Spelregels uitleg voor de Keeper
Geregeld zien we bij jeugdteams, waar het team niet over een vaste keeper beschikt, dat de speler/speelster die aan de beurt is om het doel te verdedigen niet precies weet welke rechten de keeper heeft binnen de cirkel. Voor keepers gelden een aantal andere regels dan voor spelers. De keeper is echt de baas in de cirkel bij hockey.
Vanaf de O9 gaan de teams met een (roulerende) keeper spelen. Als keeper mag je:
- de bal met je stick, kleding, uitrusting of met elk deel van je lichaam wegspelen, van richting veranderen of stoppen (als je het niet gevaarlijk doet);
- de bal uitsluitend met je stick spelen als de bal buiten de cirkel is.
Als keeper mag je niet:
- buiten het 23-metergebied komen;
- op de bal liggen;
- de bal expres over de achterlijn spelen, (dit is een strafcorner);
- een andere speler hinderen;
- tussen de aanvaller en de bal gaan lopen wanneer de aanvaller binnen speelafstand is. Immers, dit is afhouden.
Keepersuitrusting
NHC geeft de keeper een uitrusting in bruikleen, de materiaal commissie regelt de volgende keepersmaterialen:
- Legguards – Voor het beschermen van je benen
- Klompen (kickers) – Voor het beschermen van je voeten
- Bodyprotector/armour – Bescherming van je romp
- Handschoenen – Ter bescherming van je handen
- Keeperhelm – Voor het beschermen van je hoofd
- Keeperstas – Voor het opbergen van je keepersoutfit – de keeperstas op de club in een kluis opbergen.

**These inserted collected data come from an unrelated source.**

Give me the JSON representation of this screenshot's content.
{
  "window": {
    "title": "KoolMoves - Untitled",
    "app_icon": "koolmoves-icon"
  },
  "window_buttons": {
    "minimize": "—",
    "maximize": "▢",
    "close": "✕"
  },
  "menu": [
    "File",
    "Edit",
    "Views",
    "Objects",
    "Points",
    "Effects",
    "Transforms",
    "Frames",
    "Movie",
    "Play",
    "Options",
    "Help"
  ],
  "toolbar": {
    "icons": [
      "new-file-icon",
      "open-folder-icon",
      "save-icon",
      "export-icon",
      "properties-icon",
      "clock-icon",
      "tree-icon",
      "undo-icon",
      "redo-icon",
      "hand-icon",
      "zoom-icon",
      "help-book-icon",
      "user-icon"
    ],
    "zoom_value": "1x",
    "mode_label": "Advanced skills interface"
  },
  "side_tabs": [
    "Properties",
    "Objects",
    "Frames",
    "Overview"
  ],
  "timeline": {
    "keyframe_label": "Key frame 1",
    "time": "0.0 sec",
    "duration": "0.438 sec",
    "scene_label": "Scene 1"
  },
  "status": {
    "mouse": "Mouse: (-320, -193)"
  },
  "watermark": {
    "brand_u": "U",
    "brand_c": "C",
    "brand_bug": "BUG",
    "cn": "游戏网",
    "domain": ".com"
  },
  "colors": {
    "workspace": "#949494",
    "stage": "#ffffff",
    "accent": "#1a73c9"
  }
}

- Cornermaskers – Voor spelers tijdens de strafcorner (vanaf de O12)
- Keepersbroek (vanaf de O10)
Strafbal
Een strafbal, ook wel strafpush, wordt toegekend bij een overtreding waarbij een doelpunt voorkomen wordt, bij een zware of opzettelijke overtreding van een verdediger in de cirkel en als er drie keer te vroeg is uitgelopen bij een strafcorner door de verdedigende partij. De scheidsrechter geeft een strafbal aan door met één arm naar de strafbalstip te wijzen en zijn andere arm recht omhoog te steken.